The Goodwin Sands, a notorious shifting sandbank which sits just off the Kent coast at Deal, has played both villain and victor over the centuries. More than 2,000 ships are believed to have been wrecked there, but the sandbank has also provided safe anchorage for fleets of ships from numerous stormy nor’easters since Nelson’s day. Leaving the anchorage via the highest tide was critical as in some places the sands sit only a few feet below the low water mark. Laterally, to help the sailors, the Victorians built a “Timeball Tower” in the town of Deal. Clearly visible from the sea, some four storeys above the streets below, a large black ball would be raised up a mast and dropped every day at 1pm, assisting mariners in accurately setting their chronometers. This enabled them to calculate the tidal height relative to 1pm and ensure accuracy on their impending arduous voyages. Get your timing wrong and it could have serious consequences for you and those around you. It’s where the expression “keep your eye on the ball” was born, and it’s been heard frequently on the links at Deal and at Royal Cinque Ports Golf Club ever since.
This challenging, duned stretch of golfing beauty hugs a narrow strip of rippling land between the omnipresent beach and the aptly named Golf Road, tucking these 1892 links into a classic out-and-back format that uses small variations in direction, multiple tee boxes and tight fairways to test the golfer at every hole. Its 66 bunkers are cleverly located to offer a series of risk-and-reward shots and, with a number of difficult doglegs, the work of James Braid post-WW1 can be seen around the course. He must have had some fun here.
Like its neighbours, these links have hosted the Open Championship. In 1909 JH Taylor conquered its fairways with hickory and Haskell, his three 74s and a 73 an impressive achievement. The course lies below sea level in many places and as a result twice suffered flooding when the sea breached the dunes, which resulted in a new sea dyke being built the length of the course to protect against those nor’easters, but also saw the course’s removal from the rota. The quality of an Open Championship venue remains though: the picturesque, red-roofed and balconied white Clubhouse overlooking the 18th green; the manicured fairways and springy turf; the challenge of the unsighted approach shot. It's all there.
It's a short walk from the Clubhouse and past the Pro Shop to the first tee, where a hexagonal wooden hut with a weather vane on its top gives you some indication of how the breeze might assist (or not) your opening drive. The rolling, tumbling fairways are some distance away as the first fairway is relatively flat, but with OOB and thickish rough tight down your right plus a burn protecting the green just like the 1st at St Andrews, you understand quickly what this course is capable of.
On those days where the Championship tees are trimmed and the markers move backwards, Royal Cinque Ports demands the very best of you.
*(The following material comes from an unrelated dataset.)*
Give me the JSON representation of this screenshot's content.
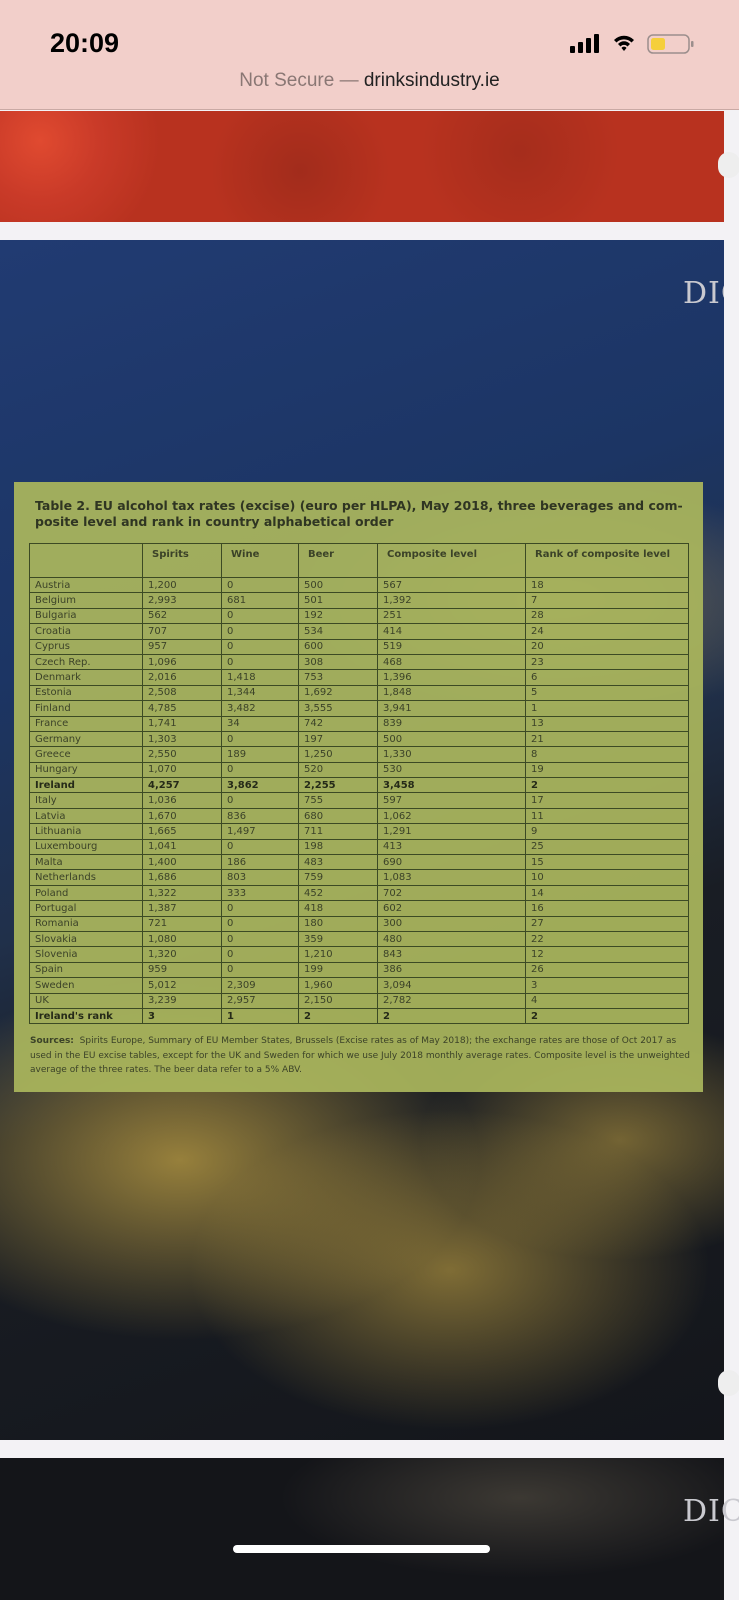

Some holes, such as the 13th, require almost 200 yards of carry to reach the fairway. The 5th is the same, but your tee shot here has to avoid four huge bunkers en route to the relative safety of this par-5 fairway. Today’s back tees for the 7th, 9th and 11th holes have been positioned higher, just on the seaside of the coastal walk which runs straight along the top of the wide, spreading coastal defences. On a breezy day, with the high tide whipping dollops of foam across the tee, it’s not for the faint-hearted. A decent tee shot brings an admiring ripple of applause from passing spectators, out for a stroll along the beach wall. The home stretch is as demanding a set of holes as you will find anywhere. Seemingly ever-tighter fairways, defined by neatly-edged fields of fescue and marram-clad mounds, are epitomised by the par-5 16th where you have effectively three routes to the green, and two fairways to choose from, separated by a snaking ridge of penal rough and sandy hollows.
Punchbowl greens that defend themselves without the need for snarling bunkers, plateau greens with steep, sharp ledges that can kill the short approach shot and leave you with a blind chip to be nipped off the turf, and swaled greens with slopes so vast that they remind you of the rolling waves you hear breaking only yards away. This course has it all, and as a golfer’s club it rewards its members daily. For the visitor, golf in the Garden of England on a host course of the Open Championship is highly accessible, and will reward your concentration. Just remember to keep your eye on the ball though.